As the decades stretched ahead one Republican after another was nominated for president, some winning, some not. And in every case they became the target of liberal media bias. Read the history of nominees with names like Nixon, Goldwater, Ford, Reagan, Bush, Bush, McCain and Romney and without exception they gritted their teeth and took it.
(Although Goldwater did once launch on The New York Times and CBS for running with a story that as soon as he was nominated in 1964 he was headed to Germany to visit Hitler’s old stomping grounds and meet with “far-right wing” leaders in a bid to build a global coalition. There was not a word of truth to it and an angry Goldwater called them out.)
As President Donald Trump flew off to Florida, the usual eternal debate about a president’s accomplishments began. One decidedly serious contribution that has not been raised that I can see is his up-front willingness to repeatedly take on the liberal activist media. From calling them fake news and more, Trump has made a genuine impact with millions of Americans in terms of viewing the media and its credibility.

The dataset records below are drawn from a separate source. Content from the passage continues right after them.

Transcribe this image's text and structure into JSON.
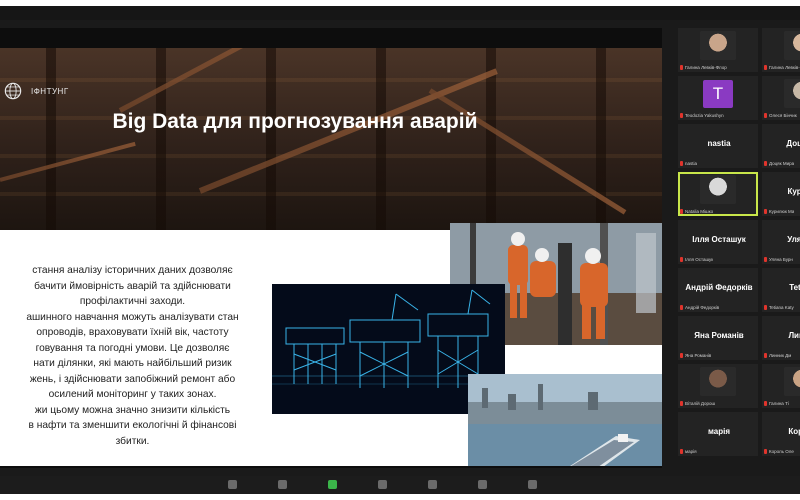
{
  "slide": {
    "logo_text": "ІФНТУНГ",
    "title": "Big Data для прогнозування аварій",
    "body_lines": [
      "стання аналізу історичних даних дозволяє",
      "бачити ймовірність аварій та здійснювати",
      "профілактичні заходи.",
      "ашинного навчання можуть аналізувати стан",
      "опроводів, враховувати їхній вік, частоту",
      "говування та погодні умови. Це дозволяє",
      "нати ділянки, які мають найбільший ризик",
      "жень, і здійснювати запобіжний ремонт або",
      "осилений моніторинг у таких зонах.",
      "жи цьому можна значно знизити кількість",
      "в нафти та зменшити екологічні й фінансові",
      "збитки."
    ],
    "images": [
      "oil-workers-photo",
      "offshore-platform-hologram",
      "port-tanker-photo"
    ]
  },
  "participants": [
    {
      "id": "p1",
      "display_name": "",
      "caption": "Галина Левків-Флор",
      "tile_type": "photo",
      "photo_color": "#c9a58a"
    },
    {
      "id": "p2",
      "display_name": "",
      "caption": "Галина Левків-Флор",
      "tile_type": "photo",
      "photo_color": "#d7b79c"
    },
    {
      "id": "p3",
      "display_name": "",
      "caption": "Teodozia Yakushyn",
      "tile_type": "letter",
      "letter": "T"
    },
    {
      "id": "p4",
      "display_name": "",
      "caption": "Олеся Бінчик",
      "tile_type": "photo",
      "photo_color": "#c7b8a6"
    },
    {
      "id": "p5",
      "display_name": "nastia",
      "caption": "nastia",
      "tile_type": "name"
    },
    {
      "id": "p6",
      "display_name": "Доцяк М",
      "caption": "Доцяк Мира",
      "tile_type": "name"
    },
    {
      "id": "p7",
      "display_name": "",
      "caption": "Natalia Мішко",
      "tile_type": "photo",
      "photo_color": "#d9d9d9",
      "active": true
    },
    {
      "id": "p8",
      "display_name": "Курилю",
      "caption": "Курилюк Ма",
      "tile_type": "name"
    },
    {
      "id": "p9",
      "display_name": "Ілля Осташук",
      "caption": "Ілля Осташук",
      "tile_type": "name"
    },
    {
      "id": "p10",
      "display_name": "Уляна Б",
      "caption": "Уляна Бурн",
      "tile_type": "name"
    },
    {
      "id": "p11",
      "display_name": "Андрій Федорків",
      "caption": "Андрій Федорків",
      "tile_type": "name"
    },
    {
      "id": "p12",
      "display_name": "Tetiana",
      "caption": "Tetiana Katy",
      "tile_type": "name"
    },
    {
      "id": "p13",
      "display_name": "Яна Романів",
      "caption": "Яна Романів",
      "tile_type": "name"
    },
    {
      "id": "p14",
      "display_name": "Линник",
      "caption": "Линник Дм",
      "tile_type": "name"
    },
    {
      "id": "p15",
      "display_name": "",
      "caption": "Віталій Дорош",
      "tile_type": "photo",
      "photo_color": "#7a5a48"
    },
    {
      "id": "p16",
      "display_name": "",
      "caption": "Галина Ті",
      "tile_type": "photo",
      "photo_color": "#caa384"
    },
    {
      "id": "p17",
      "display_name": "марія",
      "caption": "марія",
      "tile_type": "name"
    },
    {
      "id": "p18",
      "display_name": "Король",
      "caption": "Король Оле",
      "tile_type": "name"
    }
  ],
  "colors": {
    "active_speaker_border": "#c8e64a",
    "muted_mic": "#e0342c",
    "toolbar_green": "#3bb54a"
  }
}
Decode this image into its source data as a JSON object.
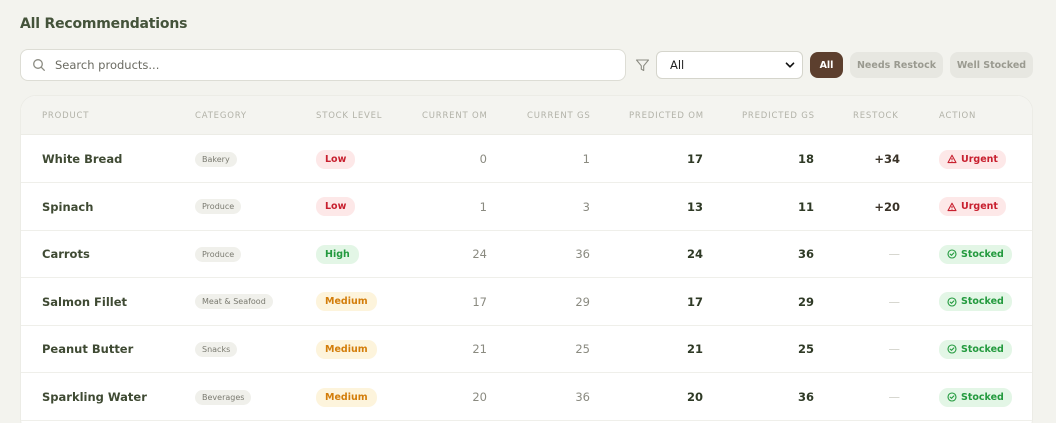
{
  "header": {
    "title": "All Recommendations"
  },
  "search": {
    "placeholder": "Search products...",
    "value": ""
  },
  "filter": {
    "selected": "All"
  },
  "pills": [
    {
      "label": "All",
      "active": true
    },
    {
      "label": "Needs Restock",
      "active": false
    },
    {
      "label": "Well Stocked",
      "active": false
    }
  ],
  "table": {
    "columns": [
      "PRODUCT",
      "CATEGORY",
      "STOCK LEVEL",
      "CURRENT OM",
      "CURRENT GS",
      "PREDICTED OM",
      "PREDICTED GS",
      "RESTOCK",
      "ACTION"
    ],
    "rows": [
      {
        "product": "White Bread",
        "category": "Bakery",
        "stock": "Low",
        "current_om": "0",
        "current_gs": "1",
        "predicted_om": "17",
        "predicted_gs": "18",
        "restock": "+34",
        "action": "Urgent"
      },
      {
        "product": "Spinach",
        "category": "Produce",
        "stock": "Low",
        "current_om": "1",
        "current_gs": "3",
        "predicted_om": "13",
        "predicted_gs": "11",
        "restock": "+20",
        "action": "Urgent"
      },
      {
        "product": "Carrots",
        "category": "Produce",
        "stock": "High",
        "current_om": "24",
        "current_gs": "36",
        "predicted_om": "24",
        "predicted_gs": "36",
        "restock": "—",
        "action": "Stocked"
      },
      {
        "product": "Salmon Fillet",
        "category": "Meat & Seafood",
        "stock": "Medium",
        "current_om": "17",
        "current_gs": "29",
        "predicted_om": "17",
        "predicted_gs": "29",
        "restock": "—",
        "action": "Stocked"
      },
      {
        "product": "Peanut Butter",
        "category": "Snacks",
        "stock": "Medium",
        "current_om": "21",
        "current_gs": "25",
        "predicted_om": "21",
        "predicted_gs": "25",
        "restock": "—",
        "action": "Stocked"
      },
      {
        "product": "Sparkling Water",
        "category": "Beverages",
        "stock": "Medium",
        "current_om": "20",
        "current_gs": "36",
        "predicted_om": "20",
        "predicted_gs": "36",
        "restock": "—",
        "action": "Stocked"
      }
    ]
  },
  "colors": {
    "background": "#f3f3ee",
    "accent": "#5c3f2e",
    "low": "#c8202f",
    "high": "#239a3e",
    "medium": "#d37d0a"
  },
  "icons": {
    "search": "search-icon",
    "filter": "filter-icon",
    "chevron": "chevron-down-icon",
    "urgent": "alert-triangle-icon",
    "stocked": "check-circle-icon"
  }
}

Look no further than this story at NewsBusters by Tim Graham. The headline: “POLL: Fewer Than Half of Americans Trust ‘Traditional Media.'”
Tim’s story begins:
“ Felix Salmon at Axios reported Thursday that for the first time ever, fewer than half of all Americans have trust in traditional media, “according to data from Edelman’s annual shared exclusively with Axios.” It’s only 46 percent.
* 56% of Americans agree with the statement that “Journalists and reporters are purposely trying to mislead people by saying things they know are false or gross exaggerations.”
* 58% think that “most news organizations are more concerned with supporting an ideology or political position than with informing the public.”
* When Edelman re-polled Americans after the election, the figures had deteriorated even further, with 57% of Democrats trusting the media and only 18% of Republicans.
They also found ‘Trust in social media has hit an all-time low of 27%.’”
This is no small piece of news. Had this attitude existed in 1952 or 1964, the credibility with which Americans of the day gave to papers like The New York Post or The New York Times or a network like CBS, Nixon may never have needed to make his Checkers speech. And the attack on Goldwater by The Times and CBS may have backfired badly.
It is, of course, all too obvious that the liberal media is where it is in terms of credibility not simply because of Trump but because of themselves. Four years of lies about Trump-Russia collusion, impeachment and more has resulted in a serious self-inflicted blow to their own credibility.
Now the media gushing over the arrival of President Joe Biden (example: CBS said his inaugural address was like “reading from the Bible”) ironically only reinforces the belief of the kinds of people in that Edelman poll.
Presidential reputations and accomplishments, as indicated, are debated for eternity. Ulysses S. Grant was ranked for decades as a terrible president with an administration filled with rampant corruption and more. Now, a full 144 years after he left the White House, Grant’s reputation is on the rise, re-assessed totally thanks to a hefty admiring biography by historian Ron Chernow and an equally glowing television series produced by no less than liberal actor Leonardo DiCaprio. For Harry Truman, who left office with a 35 percent approval rating, a mere twenty years later at his death he was being re-appraised as a great president.
Whether Donald Trump comes back in 2024 and runs and wins or goes about the business of setting up his own Twitter-style media company or something else, one thing is for sure.
After four years of Trumpian hit-backs, the credibility of the liberal media is in tatters.
Can it be re-built?
No. Not as long as they view themselves as woke left-wing activists instead of journalists. They are, one suspects, infinitely incapable of recognizing their problem – much less getting the courage to fix it.
Somewhere former President Nixon is smiling.